The correction process is to over right the defective pixels by replacing them with neighbouring areas with similar values,
I have never found this necessary during an imaging run.
am I missing something?
29 November 2016 at 11:58 pm #577693Robin LeadbeaterParticipantHi Nick
The defect (or cosmetic as it is called in ISIS) map is to catch the hot and warm pixels which will have unreliable values after the dark subtraction (ie the pixels will either already be saturated or will become prematurely saturated during the exposure, so the dark subtraction will not work correctly.) The same procedure is sometimes used in imaging where it prevents dark holes appearing in the image after dark subtraction where fully saturated hot pixels are for example. The cosmetic file is generated from the master dark and a threshold is set above which the pixels are considered defective. I have mine set to 500 currently which is well above the noise and generates around 100 pixels in a 10 min exposure with my ATK314
Cheers
Robin
30 November 2016 at 9:55 am #577694Grant PrivettParticipantYep. Defect pixels are those that cannot be relied on: being either too sensitive, too insensitive or just plain whacky in their behaviour. When a chip contains that many pixels its not surprising that a few are not perfect.

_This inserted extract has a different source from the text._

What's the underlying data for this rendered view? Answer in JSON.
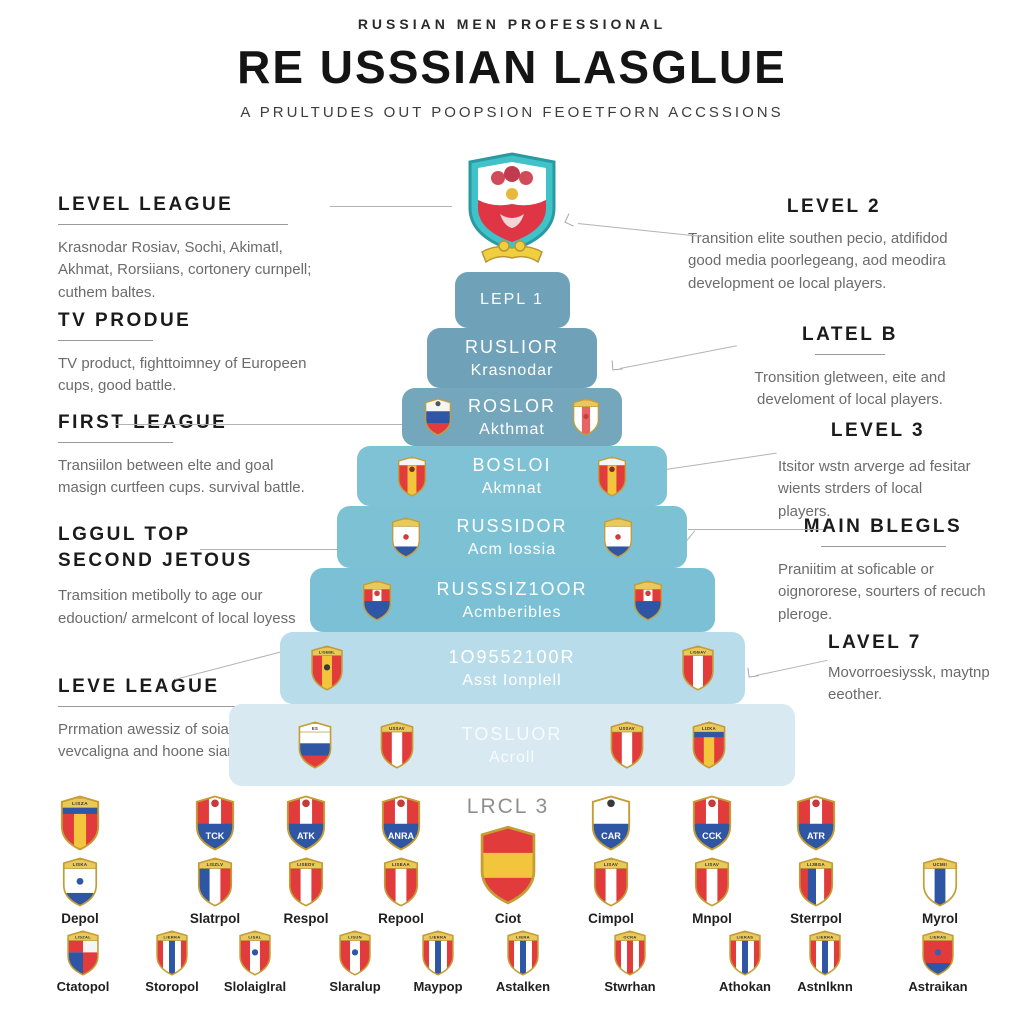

I also tend to create my defect map using the master dark. I measure the standard deviation and image background (Statistics option if using AstroArt) of the dark and then set the threshold at background + 5 x standarddev. The Starlight 694 I use doesn’t have many defective pixels and that usually cleans them up. My approach is overkill perhaps, but its adaptive and does lend itself to processing automation – I still sometimes use the Starlink CCDPACK image reduction system under Linux.
But if you always use the same camera temperature and binning, then a hardwired threshold derived by experiment should be fine – as Robin has found.